Poster
in
Affinity Workshop: LatinX in AI
Bridging the Gap in Clinical AI: Zero-Shot Multimodal ECG Analysis with Textual Explanations
Luiz Facury de Souza · Jose Fernandes · Pedro Dutenhefner · Turi Rezende · Gisele Pappa · Gabriela Paixão · Antonio Ribeiro · Wagner Jr.
Clinical trust in classification models remains a critical barrier to deploying automated ECG analysis, despite the transformative potential of deep learning. Although recent models have achieved significant progress in classifying arrhythmias, their reliance on opaque `black-box" reasoning limits practical utility: clinicians often dismiss classic explainability methods such as attention maps as unconvincing evidence for diagnoses. To address this, we present a multimodal system that generates human-understandable explanations by aligning the ECG features with textual diagnostic criteria from expert annotations.
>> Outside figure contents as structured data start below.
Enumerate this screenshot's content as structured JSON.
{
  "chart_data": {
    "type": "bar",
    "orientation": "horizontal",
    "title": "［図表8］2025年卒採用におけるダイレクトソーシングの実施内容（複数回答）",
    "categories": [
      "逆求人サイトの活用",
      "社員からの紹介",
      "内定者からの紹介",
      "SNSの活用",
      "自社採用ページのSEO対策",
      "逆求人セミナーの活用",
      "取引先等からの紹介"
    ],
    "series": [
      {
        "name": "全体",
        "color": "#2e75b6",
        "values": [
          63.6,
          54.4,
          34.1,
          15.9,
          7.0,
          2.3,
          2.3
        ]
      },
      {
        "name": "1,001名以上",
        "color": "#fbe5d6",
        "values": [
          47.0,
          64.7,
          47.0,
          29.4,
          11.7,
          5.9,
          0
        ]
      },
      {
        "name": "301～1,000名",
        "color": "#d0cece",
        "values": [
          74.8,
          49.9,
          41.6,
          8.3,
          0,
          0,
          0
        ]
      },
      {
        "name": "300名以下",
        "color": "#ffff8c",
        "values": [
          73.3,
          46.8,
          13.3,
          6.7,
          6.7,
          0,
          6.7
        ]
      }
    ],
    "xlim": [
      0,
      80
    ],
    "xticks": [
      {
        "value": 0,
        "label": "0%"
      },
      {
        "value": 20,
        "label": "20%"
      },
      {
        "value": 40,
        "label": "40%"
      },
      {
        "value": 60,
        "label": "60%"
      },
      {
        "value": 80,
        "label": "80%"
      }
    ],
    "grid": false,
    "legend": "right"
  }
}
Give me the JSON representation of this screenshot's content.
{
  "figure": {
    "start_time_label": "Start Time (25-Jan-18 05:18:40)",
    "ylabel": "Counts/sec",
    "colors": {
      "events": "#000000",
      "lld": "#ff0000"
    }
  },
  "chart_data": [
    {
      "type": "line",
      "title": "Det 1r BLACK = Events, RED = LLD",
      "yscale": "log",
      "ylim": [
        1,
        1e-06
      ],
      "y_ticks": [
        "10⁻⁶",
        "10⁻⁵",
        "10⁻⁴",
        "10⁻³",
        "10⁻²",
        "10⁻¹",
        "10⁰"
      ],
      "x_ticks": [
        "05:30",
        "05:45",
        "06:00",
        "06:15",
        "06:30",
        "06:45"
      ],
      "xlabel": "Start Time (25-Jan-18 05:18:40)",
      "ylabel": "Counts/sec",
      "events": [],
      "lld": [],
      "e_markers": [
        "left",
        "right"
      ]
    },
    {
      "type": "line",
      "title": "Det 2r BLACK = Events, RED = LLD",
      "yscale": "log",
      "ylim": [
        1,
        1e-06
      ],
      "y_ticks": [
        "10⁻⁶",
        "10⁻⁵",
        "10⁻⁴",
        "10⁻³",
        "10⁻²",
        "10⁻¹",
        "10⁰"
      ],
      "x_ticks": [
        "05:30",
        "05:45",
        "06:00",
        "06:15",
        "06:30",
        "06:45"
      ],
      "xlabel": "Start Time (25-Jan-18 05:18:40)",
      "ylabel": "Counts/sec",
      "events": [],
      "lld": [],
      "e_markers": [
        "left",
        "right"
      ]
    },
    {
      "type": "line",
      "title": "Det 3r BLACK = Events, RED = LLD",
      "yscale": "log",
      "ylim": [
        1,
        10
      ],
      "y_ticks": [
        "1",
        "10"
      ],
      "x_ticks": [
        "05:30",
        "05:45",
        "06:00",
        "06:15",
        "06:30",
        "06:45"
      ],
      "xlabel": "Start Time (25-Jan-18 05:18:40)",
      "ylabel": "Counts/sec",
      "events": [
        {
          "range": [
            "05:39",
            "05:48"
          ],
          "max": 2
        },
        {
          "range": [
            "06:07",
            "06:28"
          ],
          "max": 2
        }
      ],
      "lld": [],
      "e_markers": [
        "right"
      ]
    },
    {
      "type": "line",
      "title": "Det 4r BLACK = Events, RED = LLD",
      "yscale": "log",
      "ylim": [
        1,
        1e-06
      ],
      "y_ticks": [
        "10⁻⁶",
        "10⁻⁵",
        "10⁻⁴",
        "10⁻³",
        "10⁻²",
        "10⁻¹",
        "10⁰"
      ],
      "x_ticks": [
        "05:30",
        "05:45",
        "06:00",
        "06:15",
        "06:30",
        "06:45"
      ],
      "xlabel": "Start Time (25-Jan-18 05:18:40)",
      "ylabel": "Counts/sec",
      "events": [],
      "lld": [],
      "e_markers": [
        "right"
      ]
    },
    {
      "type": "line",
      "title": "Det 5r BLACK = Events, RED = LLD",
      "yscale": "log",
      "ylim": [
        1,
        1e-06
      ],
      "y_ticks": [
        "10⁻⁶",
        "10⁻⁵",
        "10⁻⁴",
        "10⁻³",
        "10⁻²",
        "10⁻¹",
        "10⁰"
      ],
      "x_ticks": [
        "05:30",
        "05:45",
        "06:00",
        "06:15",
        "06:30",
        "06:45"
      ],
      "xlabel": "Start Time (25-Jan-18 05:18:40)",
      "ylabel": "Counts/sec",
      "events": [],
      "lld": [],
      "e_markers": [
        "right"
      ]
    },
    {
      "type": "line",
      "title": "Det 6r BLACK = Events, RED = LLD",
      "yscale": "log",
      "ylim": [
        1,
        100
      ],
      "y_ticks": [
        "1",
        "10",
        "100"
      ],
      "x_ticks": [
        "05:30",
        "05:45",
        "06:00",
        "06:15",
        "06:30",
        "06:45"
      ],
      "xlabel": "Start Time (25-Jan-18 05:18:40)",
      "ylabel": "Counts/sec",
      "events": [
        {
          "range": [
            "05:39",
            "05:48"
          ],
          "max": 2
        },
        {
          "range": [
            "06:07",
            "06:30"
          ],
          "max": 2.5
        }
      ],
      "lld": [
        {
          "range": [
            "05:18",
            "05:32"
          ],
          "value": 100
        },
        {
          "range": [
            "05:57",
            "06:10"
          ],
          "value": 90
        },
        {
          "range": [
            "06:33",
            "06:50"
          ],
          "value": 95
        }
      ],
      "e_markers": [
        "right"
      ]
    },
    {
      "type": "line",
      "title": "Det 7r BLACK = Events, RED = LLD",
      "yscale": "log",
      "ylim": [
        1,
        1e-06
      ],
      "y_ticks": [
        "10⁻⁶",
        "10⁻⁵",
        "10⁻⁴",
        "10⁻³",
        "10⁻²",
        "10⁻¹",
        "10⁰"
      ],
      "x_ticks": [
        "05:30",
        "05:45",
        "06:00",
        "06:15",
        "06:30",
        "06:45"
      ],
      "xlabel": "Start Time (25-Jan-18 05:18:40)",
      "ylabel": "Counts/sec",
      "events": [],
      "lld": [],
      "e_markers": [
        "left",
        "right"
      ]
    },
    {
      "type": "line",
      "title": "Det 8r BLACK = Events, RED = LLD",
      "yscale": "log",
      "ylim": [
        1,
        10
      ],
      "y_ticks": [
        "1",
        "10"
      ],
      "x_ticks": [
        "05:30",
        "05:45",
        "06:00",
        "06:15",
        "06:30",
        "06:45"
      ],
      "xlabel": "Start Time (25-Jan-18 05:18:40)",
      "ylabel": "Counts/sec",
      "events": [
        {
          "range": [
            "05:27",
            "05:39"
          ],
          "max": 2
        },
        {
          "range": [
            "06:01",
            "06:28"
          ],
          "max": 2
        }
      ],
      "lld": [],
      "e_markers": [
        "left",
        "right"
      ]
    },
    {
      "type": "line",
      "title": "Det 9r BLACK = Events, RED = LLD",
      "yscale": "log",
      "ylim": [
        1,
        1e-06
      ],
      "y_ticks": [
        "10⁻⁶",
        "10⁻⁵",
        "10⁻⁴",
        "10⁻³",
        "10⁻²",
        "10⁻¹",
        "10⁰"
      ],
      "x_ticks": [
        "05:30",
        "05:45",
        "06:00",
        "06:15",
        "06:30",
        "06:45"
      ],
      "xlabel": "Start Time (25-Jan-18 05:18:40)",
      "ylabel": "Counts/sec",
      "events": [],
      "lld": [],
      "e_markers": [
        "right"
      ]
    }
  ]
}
For example, the left bundle Brench Block (LBBB) abnormality is classified not just as a label but through explicit links to descriptors such as
widened QRS complex (>120 ms)'. Trained on paired ECG-text data, our approach performs zero-shot classification, matching supervised performance using a Vision Trasnformer (ViT) without task-specific fine-tuning. By extracting sub-features directly from clinical narratives, such as rhythm irregularities or morphological anomalies, the model grounds its predictions in domain-specific knowledge, mirroring clinician reasoning. This fusion of interpretable feature mapping and robust performance advances a paradigm where AI-driven diagnostics complement, rather than conflict with, the need for transparency in medical decision-making.